I believe that since our mortal bodies, through our sense, deceive us, that only once our immortal "souls" are freed from our impermanent bodies, can we truly know truth, freedom, and true knowledge. All of which are ideals that we can only know certain characteristics of.
Obviously, you'd have to understand my position when reading all of this, but these are my thoughts! I'm not looking for an argument; I'm merely expressing my beliefs!
- VarginniblodhLv 41 decade ago
Not at all, because they're allowed to have their own morality, which may include vilifying others for having beliefs apart from their own.
- 1 decade ago
If there is no objective morality, and considering the more tribal circumstances of the modern world, you may define morality consensually.
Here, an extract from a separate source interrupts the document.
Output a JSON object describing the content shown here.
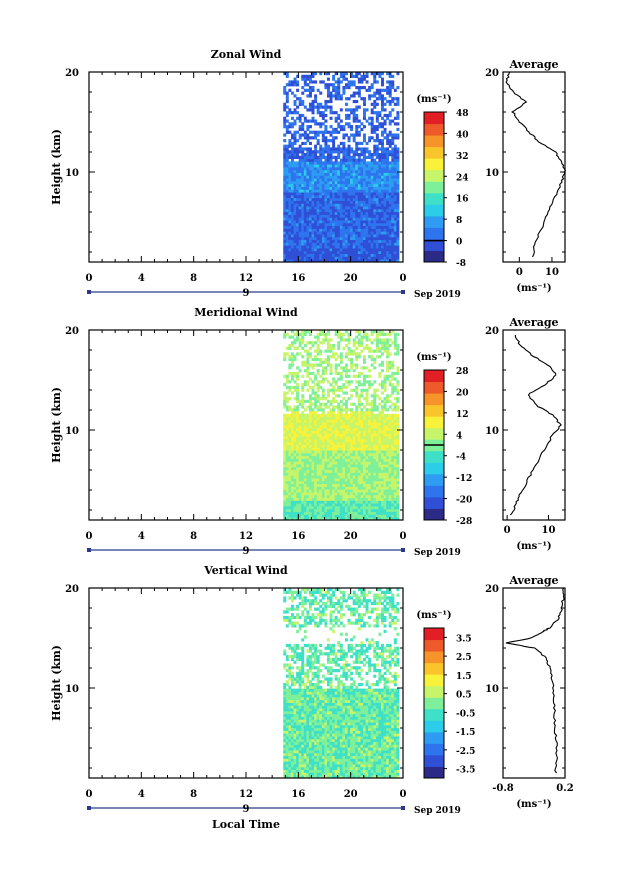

That means, you go kill someone, society says it's wrong and society locks you up,
- JoeLv 41 decade ago
There may be no objective morality, and as so it may be subjective, but as a society we share similar values. It's not a matter of "should" and "shouldn't," it's a matter of how we can and will enforce laws that citizens are subject to as long as they are part of our society.
- 1 decade ago
The thing is....there is an objective morality.
Do you think the people that were upset and mourning for the victims of 9/11 are wrong to be upset at the terrorists for doing that?
Do you think victims of rape are wrong for feeling destroyed by the men who raped them?